Jason and Zach are the youngest of four accomplished violinists in their Ohio-raised family. One older brother, Alexander, is an award winning country fiddler, and the other recently earned a doctorate degree in violin performance. The youngest siblings, Jason and Zach, studied at the Curtis Institute of Music before joining the Orchestra, Jason in 2000 and Zach in 2002. Each Christmas all four brothers return to Ohio, where their father, Wallace De Pue, is retired from teaching music theory at Bowling Green University. Jason says the brothers look forward to performing together whenever they go home for the holidays, and that a few years ago, Bowling Green's mayor declared their concert date as "De Pue Family Musicians' Day."

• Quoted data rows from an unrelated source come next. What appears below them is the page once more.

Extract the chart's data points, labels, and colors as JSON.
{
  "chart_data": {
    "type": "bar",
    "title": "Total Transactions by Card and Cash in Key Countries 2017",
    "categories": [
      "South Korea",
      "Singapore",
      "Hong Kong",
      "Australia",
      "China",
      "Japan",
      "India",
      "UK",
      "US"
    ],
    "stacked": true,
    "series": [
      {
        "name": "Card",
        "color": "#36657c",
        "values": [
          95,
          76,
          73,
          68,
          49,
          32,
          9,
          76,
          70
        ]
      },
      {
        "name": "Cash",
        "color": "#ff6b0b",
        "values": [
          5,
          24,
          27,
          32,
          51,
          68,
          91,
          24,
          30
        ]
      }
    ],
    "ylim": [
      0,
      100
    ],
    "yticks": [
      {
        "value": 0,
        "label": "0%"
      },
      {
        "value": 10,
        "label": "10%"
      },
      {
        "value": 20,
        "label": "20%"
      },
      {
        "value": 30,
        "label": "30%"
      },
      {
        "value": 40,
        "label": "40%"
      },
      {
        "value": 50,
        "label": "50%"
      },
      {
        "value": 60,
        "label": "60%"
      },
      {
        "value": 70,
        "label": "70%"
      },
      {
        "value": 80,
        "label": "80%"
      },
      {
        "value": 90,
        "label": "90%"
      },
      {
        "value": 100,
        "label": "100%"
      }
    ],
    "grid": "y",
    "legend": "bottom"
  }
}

Some of their music defies traditional style assumptions, with bluegrass and country sounds mixed together in a blend that benefits from the brothers' classical technique and a healthy dash of family humor. Both Jason and Zach have told of going onstage with a broken violin in their early childhood performances with the De Pue Family. Each recalls an older brother sitting on his miniature-sized violin before their respective debuts.

Let's get this straight: Both brothers suffered severe wooden injury, separately? Maybe it's a bit of a fisherman's story, with strings substituting for scales? Or perhaps sitting on each other's violins is itself a family holiday tradition? The tale is a bit vague, but the delight in their shared musical heritage seems real. And the music from these brothers is well worth the family squabble.

Understanding and communicating both sides of disagreements far bigger than the De Pues's has become the mission of Udi Bar-David, a cellist with the Orchestra since 1987, who is dedicated to finding musical common ground between cultures. A native Israeli, Bar-David is a founding member, president, and artistic director of Intercultural Journeys, a not-for-profit arts organization seeking to break barriers and to shift discourse about the Middle East from the political and military arenas to the artistic celebration of common heritage. Bar-David annually performs a "meditation" on Yom Kippur at a congregation in South Jersey, inviting other musicians from other cultures to explore common bonds and similarities between his and others' roots.

Programs by Intercultural Journeys have put Hasidic songs and American Spirituals together, tracing concepts of slavery and freedom, and have examined similar musical modes behind Arab and Jewish melodies. Performers have focused on the basic spirituality of chants by Thich Nhat Hanh, a Vietnamese Buddhist monk who was nominated by Martin Luther King Jr. for the Nobel Peace Prize.

But how does Bar-David justify the tremendous focus on holiday music, with both secular and sacred works so firmly rooted in Christian culture? Doesn't this music just widen the gap between cultures? "When every person connects deeply with his or her heritage, it's the perfect opportunity for us all to explore our common situations through others," Bar-David asserts.

"Personally, I'm a great believer that all cultures have strong commonalities under the surface," he said. "And this season's music gives us all a chance to explore our common spiritual elements."